Since 2003, commodity prices and better trade are reversing current accounts. In fact, developing countries are net exporters of capital. For manufacturers, this reversal is driven by real-exchange-rates, whereas for commodity-dependant economies, terms-of-trade are the main factor. Exchange rate has been manipulated, but the world is slowly learning that overvaluation has too often driven to crises.
Schumpeter helped move from the idea that savings drove economy to the idea that decrease in savings can drive to reinvestment of company profits. This works under the assumption that entrepreneurial decisions are not based on savings but in profit expectations. Then the Keynes-Schumpeter model emphasizes the need for a reliable and affordable financing for enterprises.
Empirically, domestic resources are more important that foreign ones. From a policy perspective, interest rates need to stay low and individual projects need to contribute to the economy as a whole. Only in critical situations it is recommended to accept foreign capital inflows and ODA.

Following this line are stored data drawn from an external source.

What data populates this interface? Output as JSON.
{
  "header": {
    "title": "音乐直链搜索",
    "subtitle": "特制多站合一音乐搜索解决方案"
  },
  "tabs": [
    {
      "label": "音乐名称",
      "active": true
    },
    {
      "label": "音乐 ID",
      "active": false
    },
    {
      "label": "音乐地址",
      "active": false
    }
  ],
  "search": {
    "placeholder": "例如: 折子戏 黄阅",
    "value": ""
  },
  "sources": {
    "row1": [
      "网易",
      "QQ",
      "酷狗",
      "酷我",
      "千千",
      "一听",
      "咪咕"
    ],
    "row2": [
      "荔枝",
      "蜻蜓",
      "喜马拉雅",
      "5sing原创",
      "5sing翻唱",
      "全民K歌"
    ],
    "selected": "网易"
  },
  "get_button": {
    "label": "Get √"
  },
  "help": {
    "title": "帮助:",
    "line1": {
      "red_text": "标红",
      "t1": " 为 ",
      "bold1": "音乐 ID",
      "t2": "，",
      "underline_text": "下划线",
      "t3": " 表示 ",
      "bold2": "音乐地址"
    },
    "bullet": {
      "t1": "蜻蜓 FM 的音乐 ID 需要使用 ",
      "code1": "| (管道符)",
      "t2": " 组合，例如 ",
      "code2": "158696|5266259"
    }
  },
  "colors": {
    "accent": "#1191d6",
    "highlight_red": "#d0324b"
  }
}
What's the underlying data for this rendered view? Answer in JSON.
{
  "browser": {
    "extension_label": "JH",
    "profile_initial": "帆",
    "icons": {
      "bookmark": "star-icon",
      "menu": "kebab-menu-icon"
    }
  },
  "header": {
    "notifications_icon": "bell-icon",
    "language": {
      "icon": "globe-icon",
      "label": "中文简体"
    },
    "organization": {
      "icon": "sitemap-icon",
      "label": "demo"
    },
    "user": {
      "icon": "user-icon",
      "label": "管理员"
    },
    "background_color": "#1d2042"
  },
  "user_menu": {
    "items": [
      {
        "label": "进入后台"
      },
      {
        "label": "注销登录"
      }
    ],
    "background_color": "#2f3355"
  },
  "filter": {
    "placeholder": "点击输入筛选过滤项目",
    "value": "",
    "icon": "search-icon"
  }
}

Official Development Aid (ODA) has been considered the solution for B countries, where, after substantial increase of disbursements, there is evidence that aid effectiveness is not increasing. Among the many possible reasons, it depends on institutions and policies. It is a fact that good governance and accountability reduce transaction costs.
ODA is perceived as a tool for the achievement of Millennium Development Goals and part of it is used for health, education and emerging social issues. Social and economic aid need to get the right balance. Not too much implemented, during last decade, a best practice to improve ODA effectiveness is to leverage ODA with domestic financing. By reducing the credit risk, local project have access to financing and generate much higher impact.
ODA is mainly a less uncertain source of financing for development. From this perspective, giving access to developing countries to international financial markets makes them vulnerable to their volatility and liquidity crises. This is only partially tackled through a number of innovative debt instruments aiming at reducing this risk, such as external debt in domestic currency.
I guess this was the message in my dissertation without being very aware: Development and prosperity is better achieved following the A road. The WorldBank focuses on debt relief but this has little impact without investment at the firm level. Maybe, probably, perhaps, … focus could shift to mechanisms for speedy resolutions of debt crises and fair burden-sharing among creditors and debtors, improvement of creditor’s risk assessment and reforming the monetary and financial system.